Non leggere per scrivere meglio

Mi è capitato diverse volte negli ultimi mesi di trovarmi coinvolto in conversazioni (principalmente all'interno di qualche grupppo facebook) in cui un autore o aspirante tale dichiara qualcosa del tipo "Non leggo molto perché voglio essere libero di trovare la mia ispirazione e non voglio farmi influenzare dalle idee di altri scrittori". Mi sembra interessante affrontare brevemente questo tema, e cercare di capire se questo approccio alla scrittura abbia senso o meno.

Per venire incontro agli standard SEO, riassumo in una parola il mio punto di vista, che poi argomenterò meglio: cazzata.

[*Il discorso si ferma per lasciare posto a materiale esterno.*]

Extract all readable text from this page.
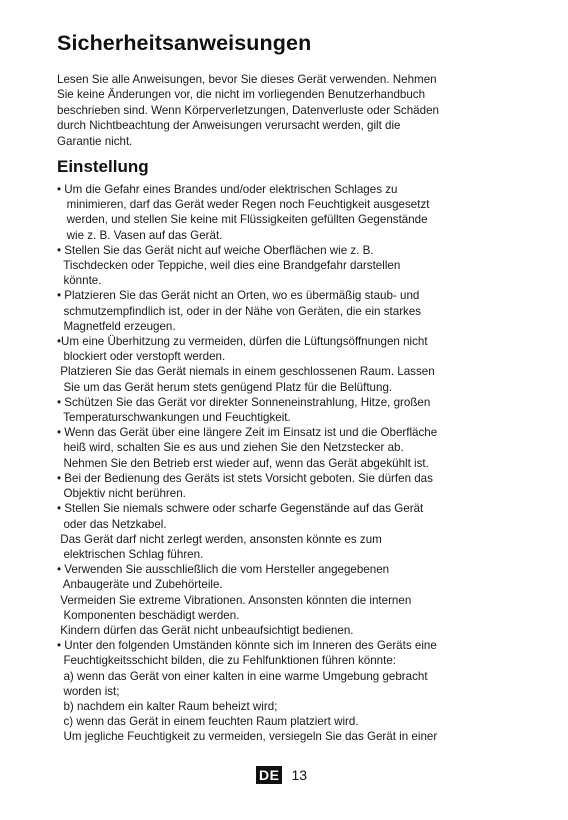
Sicherheitsanweisungen
Lesen Sie alle Anweisungen, bevor Sie dieses Gerät verwenden. Nehmen
Sie keine Änderungen vor, die nicht im vorliegenden Benutzerhandbuch
beschrieben sind. Wenn Körperverletzungen, Datenverluste oder Schäden
durch Nichtbeachtung der Anweisungen verursacht werden, gilt die
Garantie nicht.
Einstellung
• Um die Gefahr eines Brandes und/oder elektrischen Schlages zu
minimieren, darf das Gerät weder Regen noch Feuchtigkeit ausgesetzt
werden, und stellen Sie keine mit Flüssigkeiten gefüllten Gegenstände
wie z. B. Vasen auf das Gerät.
• Stellen Sie das Gerät nicht auf weiche Oberflächen wie z. B.
Tischdecken oder Teppiche, weil dies eine Brandgefahr darstellen
könnte.
• Platzieren Sie das Gerät nicht an Orten, wo es übermäßig staub- und
schmutzempfindlich ist, oder in der Nähe von Geräten, die ein starkes
Magnetfeld erzeugen.
•Um eine Überhitzung zu vermeiden, dürfen die Lüftungsöffnungen nicht
blockiert oder verstopft werden.
Platzieren Sie das Gerät niemals in einem geschlossenen Raum. Lassen
Sie um das Gerät herum stets genügend Platz für die Belüftung.
• Schützen Sie das Gerät vor direkter Sonneneinstrahlung, Hitze, großen
Temperaturschwankungen und Feuchtigkeit.
• Wenn das Gerät über eine längere Zeit im Einsatz ist und die Oberfläche
heiß wird, schalten Sie es aus und ziehen Sie den Netzstecker ab.
Nehmen Sie den Betrieb erst wieder auf, wenn das Gerät abgekühlt ist.
• Bei der Bedienung des Geräts ist stets Vorsicht geboten. Sie dürfen das
Objektiv nicht berühren.
• Stellen Sie niemals schwere oder scharfe Gegenstände auf das Gerät
oder das Netzkabel.
Das Gerät darf nicht zerlegt werden, ansonsten könnte es zum
elektrischen Schlag führen.
• Verwenden Sie ausschließlich die vom Hersteller angegebenen
Anbaugeräte und Zubehörteile.
Vermeiden Sie extreme Vibrationen. Ansonsten könnten die internen
Komponenten beschädigt werden.
Kindern dürfen das Gerät nicht unbeaufsichtigt bedienen.
• Unter den folgenden Umständen könnte sich im Inneren des Geräts eine
Feuchtigkeitsschicht bilden, die zu Fehlfunktionen führen könnte:
a) wenn das Gerät von einer kalten in eine warme Umgebung gebracht
worden ist;
b) nachdem ein kalter Raum beheizt wird;
c) wenn das Gerät in einem feuchten Raum platziert wird.
Um jegliche Feuchtigkeit zu vermeiden, versiegeln Sie das Gerät in einer
DE 13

Cerco di dividere la mia analisi in due parti: cosa ne penso a livello personale e quali sono gli elementi obiettivi a favore della teoria. Per quanto mi riguarda, ritengo che la lettura sia uno dei compiti essenziali e inderogabili di uno scrittore. Se posso comprendere il fatto che, se si vuole dedicare il "tempo libero" alla scrittura, ne rimane sempre meno per leggere (anche se, come ho già detto in passato, il tempo per leggere lo si può sempre trovare), ma affermare chiaramente che non si vuole leggere è ben diverso. A me pare proprio assurdo che si possa pensare di essere in grado di scrivere senza aver bisogno di leggere. Leggere, per un autore, non è solo uno svago, è un'importantissima fase di documentazione e preparazione che tornerà utile in ogni progetto successivo. È un po' come per un falegname visitare un mobilificio, per un violoncellista assistre a un concerto, per un centometrista guardare le olimpiadi. Come si può pensare di raggiungere buon risultati nella propria "arte" senza confrontarsi con gli altri esponenti della stessa? Nella mia formazione di autore non sono del tutto sicuro di cosa si sia rivelato più importante: scrivere con frequenza e sottoporre i miei lavori al giudizio degli altri, o leggere i lavori degli altri e sottoporli al mio giudizio. Per convenzione diciamo 50 e 50, ma non ne sono così sicuro. Leggere le opere altrui è importante su due fronti diversi: i lavori degli autori "famosi" servono come riferimento qualitativo, per sapere cosa si trova sulla piazza e quale livello bisogna raggiungere per potersi proporre; i lavori degli autori al proprio livello invece (e chiaramente mi riferisco a un "autore emergente", anche perché non credo che Neil Gaiman voglia leggere i miei consigli di scrittura) servono invece per migliorare la propria tecnica a in modo più immediato: per ogni D eufonica che segnaliamo, o trama incomprensibile che ci passa davanti, diventiamo più abili a individuare le stesse cose nei nostri lavori.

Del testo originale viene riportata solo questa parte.